Encelade est la sixième lune de Saturne par la taille. Elle a intrigué les chercheurs à cause de geysers au niveau de son pôle Sud. En octobre 2015, la sonde Cassini a survolé cette région à seulement 49 km de la surface afin de réaliser des prélèvements dans ces jaillissements qui percent la croûte glacée.

Les instruments de Cassini ont détecté de l'hydrogène moléculaire dans les projections des geysers d'Encelade. (NASA / JPL / SPACE SCIENCE INSTITUTE)

L'analyse des échantillons a montré qu'ils contenaient notamment de l'hydrogène et du dioxyde de carbone. Or, ces éléments sont essentiels à la méthanogénèse, une réaction chimique permettant sur Terre à des microbes de vivre dans des profondeurs océaniques que les rayons du Soleil ne peuvent atteindre.

Cela signifie-t-il qu'Encelade peut abriter la vie ? Non, il ne faut pas se précipiter. "Cette observation représente une avancée importante pour évaluer l'habitabilité d'Encelade", avait estimé, en avril, Jeffrey Seewald, un scientifique de la Woods Hole Oceanographic Institution.

Cette observation montre qu'Encelade présente bien tous les éléments d'habitabilité, mais cela n'a rien à voir avec la vie.

Olivier Grasset, professeur au laboratoire de géodynamique à l'université de Nantes

à franceinfo

"Jusqu'ici, nous n'avons pas encore découvert de phosphore, un élément très difficile à produire, poursuit Olivier Grasset. Et sans phosphore, il n'y a pas de vivant."

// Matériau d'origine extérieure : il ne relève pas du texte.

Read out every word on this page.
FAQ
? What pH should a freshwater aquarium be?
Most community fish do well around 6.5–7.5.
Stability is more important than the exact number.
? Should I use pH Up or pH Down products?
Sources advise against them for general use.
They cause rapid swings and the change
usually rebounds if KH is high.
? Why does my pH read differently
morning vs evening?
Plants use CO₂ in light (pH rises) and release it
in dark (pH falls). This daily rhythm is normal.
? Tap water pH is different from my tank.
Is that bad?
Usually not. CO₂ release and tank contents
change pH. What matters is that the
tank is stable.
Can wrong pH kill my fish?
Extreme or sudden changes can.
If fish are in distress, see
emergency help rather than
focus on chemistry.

Mais il ne faut pas minimiser ces résultats. "Ce monde océanique d'Encelade a vraiment changé notre approche sur la recherche de la vie, ailleurs dans notre système solaire et au-delà", a commenté Linda Spilker, scientifique de la mission au Jet Propulsion Laboratory de la Nasa en Californie (Etats-Unis). Même si aucune forme de vie n'a été trouvée ailleurs que sur Terre, l'état des connaissances permet de constater qu'il existe des corps célestes où l'on peut trouver certains des éléments indispensables à la vie. Reste à savoir si d'autres formes du vivant sont possibles en dehors de celles connues. Un vaste chantier aussi passionnant que frustrant.